21.01.2016
Richard Browes

Richard Browes

 

On 4 April 2016, New Zealand’s Health and Safety at Work Act 2015 (NZ Act) comes into effect to seek to address New Zealand’s alarming workplace safety record.

When measured per 100,000 employees, workplace fatalities and accidents in New Zealand happen twice as frequently as in Australia and six times more frequently than in the UK.

The NZ Act is part of a package aimed at reducing the number of serious work-related injuries and deaths in New Zealand by at least 25 percent by 2020.

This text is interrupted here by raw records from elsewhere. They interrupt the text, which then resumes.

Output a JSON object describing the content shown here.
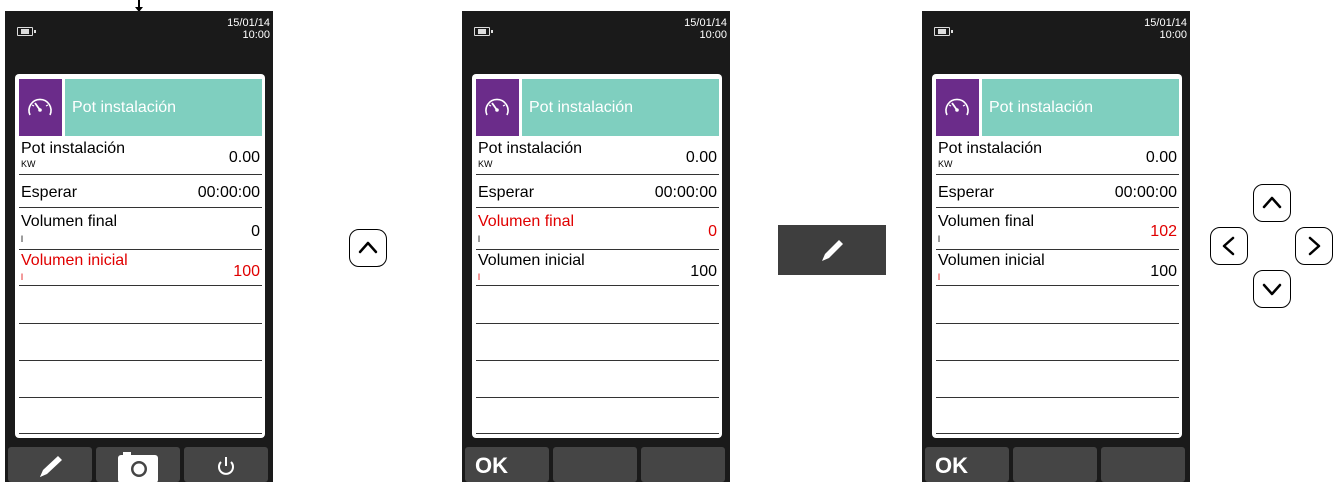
{
  "datetime": {
    "date": "15/01/14",
    "time": "10:00"
  },
  "header": {
    "title": "Pot instalación",
    "icon": "gauge-icon"
  },
  "screens": [
    {
      "rows": [
        {
          "label": "Pot instalación",
          "unit": "KW",
          "value": "0.00"
        },
        {
          "label": "Esperar",
          "unit": "",
          "value": "00:00:00"
        },
        {
          "label": "Volumen final",
          "unit": "l",
          "value": "0"
        },
        {
          "label": "Volumen inicial",
          "unit": "l",
          "value": "100"
        }
      ],
      "highlighted_row": "Volumen inicial",
      "buttons": [
        "pencil-icon",
        "camera-icon",
        "power-icon"
      ]
    },
    {
      "rows": [
        {
          "label": "Pot instalación",
          "unit": "KW",
          "value": "0.00"
        },
        {
          "label": "Esperar",
          "unit": "",
          "value": "00:00:00"
        },
        {
          "label": "Volumen final",
          "unit": "l",
          "value": "0"
        },
        {
          "label": "Volumen inicial",
          "unit": "l",
          "value": "100"
        }
      ],
      "highlighted_row": "Volumen final",
      "buttons": [
        "OK",
        "",
        ""
      ]
    },
    {
      "rows": [
        {
          "label": "Pot instalación",
          "unit": "KW",
          "value": "0.00"
        },
        {
          "label": "Esperar",
          "unit": "",
          "value": "00:00:00"
        },
        {
          "label": "Volumen final",
          "unit": "l",
          "value": "102"
        },
        {
          "label": "Volumen inicial",
          "unit": "l",
          "value": "100"
        }
      ],
      "highlighted_value": "Volumen final",
      "buttons": [
        "OK",
        "",
        ""
      ]
    }
  ],
  "keys": [
    "up-arrow-key",
    "edit-key",
    "left-arrow-key",
    "right-arrow-key",
    "down-arrow-key"
  ],
  "colors": {
    "highlight": "#e00000",
    "header_bg": "#7fcfbf",
    "icon_bg": "#6b2c8a",
    "device_bg": "#1a1a1a"
  }
}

In a case of Australia showing our neighbours across the ditch the way, the NZ Act has been substantively based on, and indeed references, the Model Work Health and Safety Act passed by the Federal Government in 2011 (and since enacted by all States and Territories with the exception of Victoria and Western Australia) (Australian Act).

Whilst it is great to see the Kiwis catching up, why should directors in Australia be concerned?

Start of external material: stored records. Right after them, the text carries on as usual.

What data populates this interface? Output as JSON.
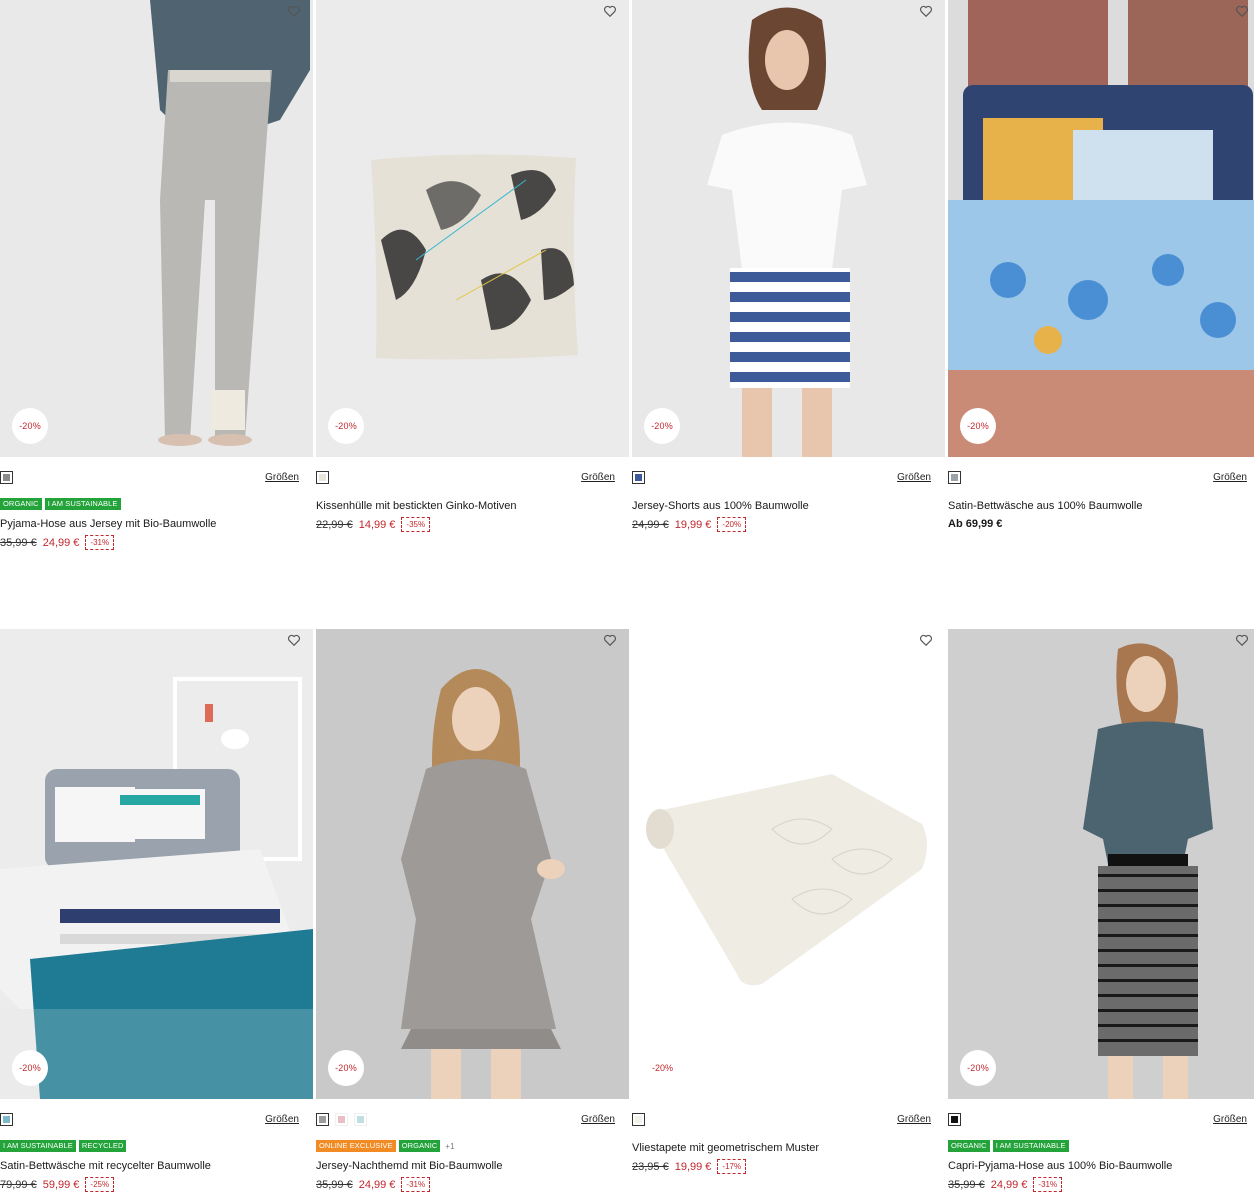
{
  "colors": {
    "sale_red": "#c1272d",
    "badge_green": "#23a33a",
    "badge_orange": "#f28b24"
  },
  "icons": {
    "wishlist": "heart-outline-icon"
  },
  "products": [
    {
      "title": "Pyjama-Hose aus Jersey mit Bio-Baumwolle",
      "discount_label": "-20%",
      "sizes_label": "Größen",
      "swatches": [
        "#8a8a8a"
      ],
      "badges": [
        {
          "label": "ORGANIC",
          "color": "green"
        },
        {
          "label": "I AM SUSTAINABLE",
          "color": "green"
        }
      ],
      "old_price": "35,99 €",
      "new_price": "24,99 €",
      "percent": "-31%",
      "from_price": ""
    },
    {
      "title": "Kissenhülle mit bestickten Ginko-Motiven",
      "discount_label": "-20%",
      "sizes_label": "Größen",
      "swatches": [
        "#e8e4da"
      ],
      "badges": [],
      "old_price": "22,99 €",
      "new_price": "14,99 €",
      "percent": "-35%",
      "from_price": ""
    },
    {
      "title": "Jersey-Shorts aus 100% Baumwolle",
      "discount_label": "-20%",
      "sizes_label": "Größen",
      "swatches": [
        "#3d5b99"
      ],
      "badges": [],
      "old_price": "24,99 €",
      "new_price": "19,99 €",
      "percent": "-20%",
      "from_price": ""
    },
    {
      "title": "Satin-Bettwäsche aus 100% Baumwolle",
      "discount_label": "-20%",
      "sizes_label": "Größen",
      "swatches": [
        "#9aa3ab"
      ],
      "badges": [],
      "old_price": "",
      "new_price": "",
      "percent": "",
      "from_price": "Ab 69,99 €"
    },
    {
      "title": "Satin-Bettwäsche mit recycelter Baumwolle",
      "discount_label": "-20%",
      "sizes_label": "Größen",
      "swatches": [
        "#7fb8c9"
      ],
      "badges": [
        {
          "label": "I AM SUSTAINABLE",
          "color": "green"
        },
        {
          "label": "RECYCLED",
          "color": "green"
        }
      ],
      "old_price": "79,99 €",
      "new_price": "59,99 €",
      "percent": "-25%",
      "from_price": ""
    },
    {
      "title": "Jersey-Nachthemd mit Bio-Baumwolle",
      "discount_label": "-20%",
      "sizes_label": "Größen",
      "swatches": [
        "#9c9c9c",
        "#e8bfc4",
        "#bfe0e3"
      ],
      "badges": [
        {
          "label": "ONLINE EXCLUSIVE",
          "color": "orange"
        },
        {
          "label": "ORGANIC",
          "color": "green"
        }
      ],
      "more_badges": "+1",
      "old_price": "35,99 €",
      "new_price": "24,99 €",
      "percent": "-31%",
      "from_price": ""
    },
    {
      "title": "Vliestapete mit geometrischem Muster",
      "discount_label": "-20%",
      "sizes_label": "Größen",
      "swatches": [
        "#f4f1e8"
      ],
      "badges": [],
      "old_price": "23,95 €",
      "new_price": "19,99 €",
      "percent": "-17%",
      "from_price": ""
    },
    {
      "title": "Capri-Pyjama-Hose aus 100% Bio-Baumwolle",
      "discount_label": "-20%",
      "sizes_label": "Größen",
      "swatches": [
        "#111111"
      ],
      "badges": [
        {
          "label": "ORGANIC",
          "color": "green"
        },
        {
          "label": "I AM SUSTAINABLE",
          "color": "green"
        }
      ],
      "old_price": "35,99 €",
      "new_price": "24,99 €",
      "percent": "-31%",
      "from_price": ""
    }
  ]
}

For the most part, the news may only be of passing interest. However, if your company has a New Zealand subsidiary of which you are a director, then your responsibilities and liabilities are about to change.

Directors of companies in Australia will (and if not, should) be aware of their responsibilities under the Australian Act as an officer of a person conducting a business or undertaking to exercise due diligence to ensure that such person, so far as is reasonably practicable, ensures the health and safety of workers.

In contrast, a director’s liability under New Zealand’s existing Health and Safety in Employment Act 1992 is limited to instances where the director ‘directed, authorised, assented to, acquiesced in, or participated in’ the company’s health and safety failure.

With the introduction of the NZ Act, a positive duty on directors substantially similar to that in force in Australia will apply, leading New Zealand’s Institute of Director’s chief executive Simon Arcus to declare that “the age of the sleeping director is absolutely dead”. (The Dominion Post: 19 January 2016)

Whereas previously, a NZ director may have claimed that he or she had left health and safety responsibilities to management or other directors, all NZ directors are now at risk of personal liability for H&S breaches up to a maximum of 5 years imprisonment or a fine of $600,000 (or both).

These changes have reportedly led Sir Peter Jackson to resign as a director of Weta Workshop Limited, the special effects and design studio he co-founded, as the NZ Act would require him to be more involved in the company on a daily basis.

If you are a director of a New Zealand company, and historically have left matters such as health and safety to directors or management locally, then you should carefully consider your position over the next few weeks.

If duties in Australia mean that you are unable to devote the necessary time to be across all aspects of your role in the New Zealand company, then like Sir Peter, it may be appropriate to resign your directorship or else risk personal liability for the New Zealand company’s health and safety breaches.